We still did the race, but the official time was 3:05 because I struggled to breathe on the course and couldn’t push myself up the hills like I did two weeks before. Needless to say, I was extremely disappointed by this turn of events after training so hard for two months. I am proud of completing the half marathon, but it was really, really rough.
We decided to try for another one in spring and I signed up for an 8k on Thanksgiving day. I am going to continue my training schedule once I’ve recovered from this cold and I think I might have even convinced Ash to join me in the mornings.
All that said, one thing must be noted: I had absolutely no recovery time after the half marathon. What I mean is, I was mildly sore on Monday and if I hadn’t had the chest cold I probably could have gone for a recovery run in the morning with no problem.
For me, this is unprecedented. I have run in the annual 10k our city has every 4th of July for several years and after that run I am limping around the house for a day or two afterwards. When I ran my first half marathon years ago, I was nearly out of commission for 3 days afterwards.
The only thing I can point to is the lack of sugar.

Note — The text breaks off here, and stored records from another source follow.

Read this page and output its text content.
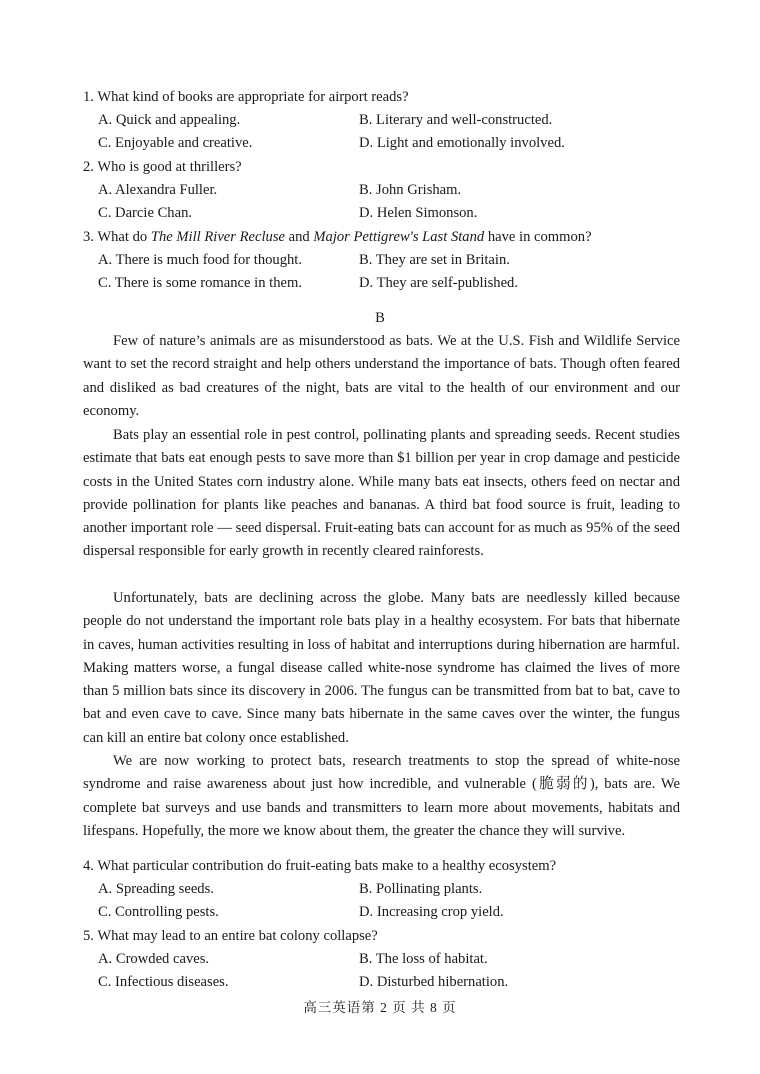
1. What kind of books are appropriate for airport reads?
A. Quick and appealing.	B. Literary and well-constructed.
C. Enjoyable and creative.	D. Light and emotionally involved.
2. Who is good at thrillers?
A. Alexandra Fuller.	B. John Grisham.
C. Darcie Chan.	D. Helen Simonson.
3. What do The Mill River Recluse and Major Pettigrew's Last Stand have in common?
A. There is much food for thought.	B. They are set in Britain.
C. There is some romance in them.	D. They are self-published.
B
Few of nature’s animals are as misunderstood as bats. We at the U.S. Fish and Wildlife Service want to set the record straight and help others understand the importance of bats. Though often feared and disliked as bad creatures of the night, bats are vital to the health of our environment and our economy.
Bats play an essential role in pest control, pollinating plants and spreading seeds. Recent studies estimate that bats eat enough pests to save more than $1 billion per year in crop damage and pesticide costs in the United States corn industry alone. While many bats eat insects, others feed on nectar and provide pollination for plants like peaches and bananas. A third bat food source is fruit, leading to another important role — seed dispersal. Fruit-eating bats can account for as much as 95% of the seed dispersal responsible for early growth in recently cleared rainforests.
Unfortunately, bats are declining across the globe. Many bats are needlessly killed because people do not understand the important role bats play in a healthy ecosystem. For bats that hibernate in caves, human activities resulting in loss of habitat and interruptions during hibernation are harmful. Making matters worse, a fungal disease called white-nose syndrome has claimed the lives of more than 5 million bats since its discovery in 2006. The fungus can be transmitted from bat to bat, cave to bat and even cave to cave. Since many bats hibernate in the same caves over the winter, the fungus can kill an entire bat colony once established.
We are now working to protect bats, research treatments to stop the spread of white-nose syndrome and raise awareness about just how incredible, and vulnerable (脆弱的), bats are. We complete bat surveys and use bands and transmitters to learn more about movements, habitats and lifespans. Hopefully, the more we know about them, the greater the chance they will survive.
4. What particular contribution do fruit-eating bats make to a healthy ecosystem?
A. Spreading seeds.	B. Pollinating plants.
C. Controlling pests.	D. Increasing crop yield.
5. What may lead to an entire bat colony collapse?
A. Crowded caves.	B. The loss of habitat.
C. Infectious diseases.	D. Disturbed hibernation.
高三英语第 2 页 共 8 页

Nothing else in my diet shift could make such a dramatic difference. I wasn’t vegan long enough to make a difference and I wasn’t one when we did a practice 12 mile run two weeks prior and I had no recovery issues.
Sugar really affects one’s recovery time. I am going to need to look into this further, but this is absolutely exciting news for future races for me. I like the idea that I don’t need to build in a recovery day where Ash has to stay home to watch Jai because I can’t get out of bed.
Other exciting news is that I went to see my MS Neurologist end of last week. It was an extremely brief visit, but I told him all about what I was doing since I last visited in July for my flare up. He asked the usual questions about how I was doing regarding the flare up and I mentioned that I changed my diet and what that meant and how I my health has improved. I mentioned the exercising as well and he was extremely pleased to hear all that I was doing.
I was really worried because I was afraid he was going to tell me to get back on some medication regardless of how I was feeling. He doesn’t operate like that AT ALL; his attitude is if the patient is happy then keep doing what works. But there’s always that fear that the doctor will tell me to stop breastfeeding, get on some medication, and let’s keep monitoring your status.
Instead, he told me to keep up the good work, he sees there’s a massive improvement in my health and – and this is the best part – he didn’t see any need for me to do any MRIs for the foreseeable future.
No MRIs for an MS patient is nothing short of a godsend.
I never have an issue with doing an MRI, but it so expensive twice a year with insurance, and a stressor (“what are they going to find?”), that to be told I am so healthy that there’s no reason to do one until after I get back on medication (“Even then, we will see if it’s necessary”), means that I am doing something right.
It was such a wonderful and validating experience that I feel like I am on the right track with all that I am doing. This sacrifice I am making for my health will be, in the end, worth it.